Güllner begann seine Karriere, indem er aus einem Hobby einen Beruf machte, und baute Forsa zu einem renommierten Namen in der Umfrageforschung auf. Im Laufe der Jahre verfeinerte das Institut seine Vorgehensweise und testete 2024 Online-Umfragen auf Basis amtlicher Melderegisterdaten. Ab 2025 führt Forsa regionale Studien als offline-rekrutierte Online-Befragungen durch und verabschiedet sich damit von den traditionellen Telefoninterviews (CATI), um die Genauigkeit zu erhöhen.

Trotz des Aufstiegs von Technologiekonzernen mit riesigen Datenbeständen betont Güllner, dass direkte Befragungen unverzichtbar bleiben. Er argumentiert, dass das Abfragen von Meinungen nicht vollständig durch Algorithmen oder digitale Spuren ersetzt werden kann.
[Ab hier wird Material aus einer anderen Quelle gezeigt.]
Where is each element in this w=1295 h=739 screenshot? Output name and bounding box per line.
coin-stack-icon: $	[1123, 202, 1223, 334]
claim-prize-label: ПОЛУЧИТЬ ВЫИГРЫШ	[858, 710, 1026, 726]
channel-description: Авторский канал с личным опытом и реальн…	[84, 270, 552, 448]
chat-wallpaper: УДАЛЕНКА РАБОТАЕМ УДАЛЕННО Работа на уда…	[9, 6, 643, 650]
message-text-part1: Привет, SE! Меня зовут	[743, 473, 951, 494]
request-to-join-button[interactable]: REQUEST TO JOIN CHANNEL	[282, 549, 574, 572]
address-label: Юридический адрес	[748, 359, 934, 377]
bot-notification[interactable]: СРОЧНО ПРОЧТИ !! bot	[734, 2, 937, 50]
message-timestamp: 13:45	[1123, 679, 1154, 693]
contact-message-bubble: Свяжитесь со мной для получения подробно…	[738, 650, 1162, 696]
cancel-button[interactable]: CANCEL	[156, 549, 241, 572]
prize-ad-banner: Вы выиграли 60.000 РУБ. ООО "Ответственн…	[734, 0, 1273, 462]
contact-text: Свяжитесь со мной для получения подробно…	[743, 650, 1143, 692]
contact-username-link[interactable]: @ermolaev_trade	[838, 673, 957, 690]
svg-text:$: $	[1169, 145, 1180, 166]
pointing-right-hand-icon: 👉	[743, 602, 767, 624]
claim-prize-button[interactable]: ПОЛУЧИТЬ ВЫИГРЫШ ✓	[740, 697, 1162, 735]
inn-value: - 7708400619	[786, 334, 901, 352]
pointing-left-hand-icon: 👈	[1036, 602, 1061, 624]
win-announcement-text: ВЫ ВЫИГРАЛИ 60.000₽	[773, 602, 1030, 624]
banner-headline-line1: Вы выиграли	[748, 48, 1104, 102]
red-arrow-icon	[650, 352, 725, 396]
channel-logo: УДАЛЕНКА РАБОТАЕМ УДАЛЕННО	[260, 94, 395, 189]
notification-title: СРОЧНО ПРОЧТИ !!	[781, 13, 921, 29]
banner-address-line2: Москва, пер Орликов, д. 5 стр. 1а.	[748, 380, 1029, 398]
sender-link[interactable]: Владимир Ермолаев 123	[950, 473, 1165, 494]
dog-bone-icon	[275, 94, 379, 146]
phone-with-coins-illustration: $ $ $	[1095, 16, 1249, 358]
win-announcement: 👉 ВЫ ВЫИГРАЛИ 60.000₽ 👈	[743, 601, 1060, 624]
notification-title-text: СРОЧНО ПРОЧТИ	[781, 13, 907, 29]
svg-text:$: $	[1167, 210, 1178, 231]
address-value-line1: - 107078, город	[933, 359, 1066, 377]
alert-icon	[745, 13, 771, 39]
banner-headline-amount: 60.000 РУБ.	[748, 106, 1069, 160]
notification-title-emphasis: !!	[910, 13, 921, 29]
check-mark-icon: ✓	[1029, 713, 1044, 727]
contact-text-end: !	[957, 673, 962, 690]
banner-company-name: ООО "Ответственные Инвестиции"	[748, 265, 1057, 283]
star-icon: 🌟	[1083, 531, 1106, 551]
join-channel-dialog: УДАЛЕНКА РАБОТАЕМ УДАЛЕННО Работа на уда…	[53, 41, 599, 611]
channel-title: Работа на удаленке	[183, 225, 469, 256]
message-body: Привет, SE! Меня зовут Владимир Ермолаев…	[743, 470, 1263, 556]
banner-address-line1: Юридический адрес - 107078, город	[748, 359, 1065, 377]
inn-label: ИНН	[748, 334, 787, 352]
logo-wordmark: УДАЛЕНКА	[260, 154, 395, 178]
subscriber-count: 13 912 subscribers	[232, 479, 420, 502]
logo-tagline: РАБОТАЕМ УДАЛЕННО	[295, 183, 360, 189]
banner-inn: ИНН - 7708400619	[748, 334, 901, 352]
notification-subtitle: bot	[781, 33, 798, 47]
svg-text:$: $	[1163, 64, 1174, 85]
Dennoch äußert er Bedenken hinsichtlich der Zukunft der Branche und warnt vor verantwortungslosem Umgang mit Daten durch Medien und Politiker. Zudem fürchtet er, dass unseriöse Forscher mit unzuverlässigen Daten das öffentliche Vertrauen in Umfragen untergraben könnten.

Auch in seiner reduzierten Rolle wird Güllner weiterhin täglich über aktuelle Umfrageergebnisse informiert sein. Seine Erfahrung wird die Führung von Forsa begleiten, während sein Newsletter die Öffentlichkeit und Medien über sich wandelnde Trends auf dem Laufenden hält.

Forsas Übergang spiegelt die größeren Veränderungen in der Meinungsforschung wider, die neue Technologien mit bewährten Methoden in Einklang bringen. Güllners anhaltendes Engagement sichert Kontinuität, auch wenn sich sein Fokus nun auf die Beratung verlagert. Die Zukunft des Instituts wird davon abhängen, Präzision zu wahren und sich gleichzeitig in einer sich wandelnden Datenlandschaft zurechtzufinden.